Talk to just about any top Illinois Republican these days off the record and they’ll freely admit that they want the bill legalizing gay marriage to be approved as soon as possible.
It’s not that they’re necessarily in favor of gay marriage, mind you. Many of them are publicly and privately opposed.
Some of them do support it, even though they don’t feel they can vote for it because it might destroy their careers in the next GOP primary.
The reason so many Republicans would like to see the bill passed is because they know that with the huge, new Democratic majorities in both legislative chambers, that it’s eventually going to pass anyway.
They want to get this issue out of the way and behind them as soon as possible. The issue is trending hard against the GOP’s historical opposition, and they want the thing off the table before it starts to hurt them.
In 2005, a statewide poll taken for the Illinois Policy Survey by Northern Illinois University found that 31 percent of Illinoisans supported gay marriage, while 34 percent backed civil unions and 29 percent were opposed to any legal recognition.
Five years later, in 2010, a poll by Southern Illinois University’s Paul Simon Public Policy Institute found little change in the public’s attitudes — 34 percent supported gay marriage, 34 percent backed civil unions and 27 percent wanted no legal recognition.
But then things began changing fast. By 2012, the Paul Simon Institute’s annual poll had support for gay marriage at 44 percent. Opposition to all legal recognition was down to just 20 percent, while backing for the civil unions status quo was at 32 percent.
A Public Policy Polling survey taken last month had support for gay marriage at 47 percent, with opposition at 42 percent. Worse yet for the Republicans, 58 percent of people under 45 backed gay marriage, while 37 percent were against it. And 54 percent of women backed the idea, compared with 37 percent opposed.
Republicans and Democrats expect this trend to continue. By 2014, people figure that a solid majority of Illinoisans will support gay marriage.
The Republicans don’t want to be on the wrong side of another hot-button issue during the statewide election that year. They also don’t want it coming up in their primary election races that spring.
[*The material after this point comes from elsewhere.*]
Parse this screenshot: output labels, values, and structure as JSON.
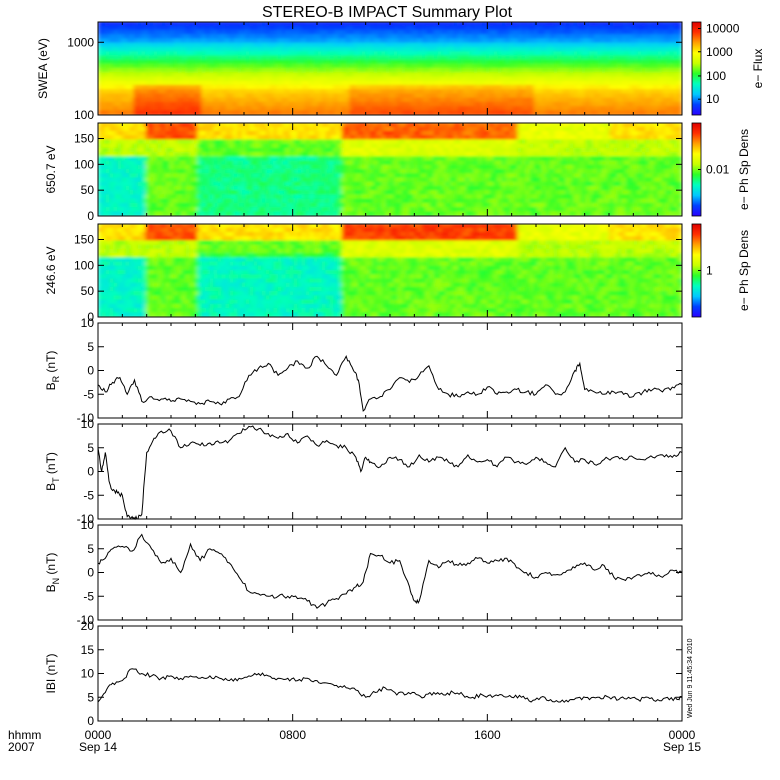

Except for things such as the state income tax increase, which was designed to be “temporary,” what’s done is usually considered done in politics.
The gay-marriage issue is causing some serious short-term divisiveness within the Republican Party ranks. Social conservatives such as freshman state Sen. Jim Oberweis and former U.S. Rep. Joe Walsh have called for state Republican chairman Pat Brady’s head for publicly lobbying on behalf of the gay marriage bill.
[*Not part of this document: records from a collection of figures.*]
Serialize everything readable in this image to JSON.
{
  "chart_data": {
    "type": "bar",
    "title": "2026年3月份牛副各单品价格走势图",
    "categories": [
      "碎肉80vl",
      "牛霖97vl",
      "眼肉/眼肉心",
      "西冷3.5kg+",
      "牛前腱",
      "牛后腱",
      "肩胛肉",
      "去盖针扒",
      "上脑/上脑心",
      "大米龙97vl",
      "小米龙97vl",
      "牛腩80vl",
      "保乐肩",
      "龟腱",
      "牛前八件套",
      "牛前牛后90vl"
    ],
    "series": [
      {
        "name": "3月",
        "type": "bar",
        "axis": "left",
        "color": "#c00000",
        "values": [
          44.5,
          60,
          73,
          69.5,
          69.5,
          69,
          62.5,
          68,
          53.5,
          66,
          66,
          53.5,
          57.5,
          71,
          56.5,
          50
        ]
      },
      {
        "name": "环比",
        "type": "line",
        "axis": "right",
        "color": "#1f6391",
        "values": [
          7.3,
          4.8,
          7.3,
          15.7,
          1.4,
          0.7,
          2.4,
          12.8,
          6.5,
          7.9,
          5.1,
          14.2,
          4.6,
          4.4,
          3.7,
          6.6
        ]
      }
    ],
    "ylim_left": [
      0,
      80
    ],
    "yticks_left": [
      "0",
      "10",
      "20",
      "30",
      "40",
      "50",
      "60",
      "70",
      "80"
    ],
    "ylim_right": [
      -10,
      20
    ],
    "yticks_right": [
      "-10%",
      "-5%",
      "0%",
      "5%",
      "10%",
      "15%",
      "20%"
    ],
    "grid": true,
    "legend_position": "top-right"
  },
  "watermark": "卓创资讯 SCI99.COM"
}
The quicker this thing gets resolved, goes the reasoning, the quicker the white-hot war will end and the quicker the party can move along to other, less divisive issues such as taxes.
The Republicans want to make repealing the 2011 income tax hike (from 3 percent to 5 percent) a centerpiece of the 2014 election. The higher tax is set to expire in January 2015, less than two months after that election.
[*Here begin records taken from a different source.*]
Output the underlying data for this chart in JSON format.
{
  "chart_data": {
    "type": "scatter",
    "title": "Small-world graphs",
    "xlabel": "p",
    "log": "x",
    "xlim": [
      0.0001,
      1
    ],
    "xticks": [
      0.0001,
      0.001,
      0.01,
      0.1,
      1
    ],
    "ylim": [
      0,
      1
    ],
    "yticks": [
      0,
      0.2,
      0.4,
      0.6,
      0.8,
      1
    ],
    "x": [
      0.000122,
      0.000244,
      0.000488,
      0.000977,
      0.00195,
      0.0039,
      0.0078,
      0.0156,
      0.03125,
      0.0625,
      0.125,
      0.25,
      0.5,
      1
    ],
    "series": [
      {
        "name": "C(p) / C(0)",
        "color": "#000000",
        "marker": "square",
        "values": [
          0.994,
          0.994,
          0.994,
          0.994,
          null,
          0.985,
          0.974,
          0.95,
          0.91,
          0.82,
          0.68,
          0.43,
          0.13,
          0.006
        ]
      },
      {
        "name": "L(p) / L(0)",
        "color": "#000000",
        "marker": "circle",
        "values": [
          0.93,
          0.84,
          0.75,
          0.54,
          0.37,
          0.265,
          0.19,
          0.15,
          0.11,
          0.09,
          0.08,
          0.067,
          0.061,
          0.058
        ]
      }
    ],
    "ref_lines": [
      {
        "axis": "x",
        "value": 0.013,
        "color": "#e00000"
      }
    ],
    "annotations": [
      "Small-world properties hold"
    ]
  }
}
But if the GOP gets too bogged down in too many social issues where they are on the “wrong” side of public opinion, its candidates won’t stand much of a chance.
Anyway, that’s why Brady was sent out to walk the plank on the gay-marriage issue this month. Yes, he does personally support gay marriage, but he undoubtedly wouldn’t have gone so public with his support if party leaders were not encouraging him behind the scenes.
And the party’s top dogs, including U.S. Sen. Mark Kirk and its top two legislative leaders, want this thing taken care of so they can move beyond it, even though they may not actually vote for the bill when it gets to the floor.
Senate Minority Leader Christine Radogno (R-Lemont) will be a “no” vote on the bill, for example, but she didn’t try to stop Brady when he checked in with her before his public support of it.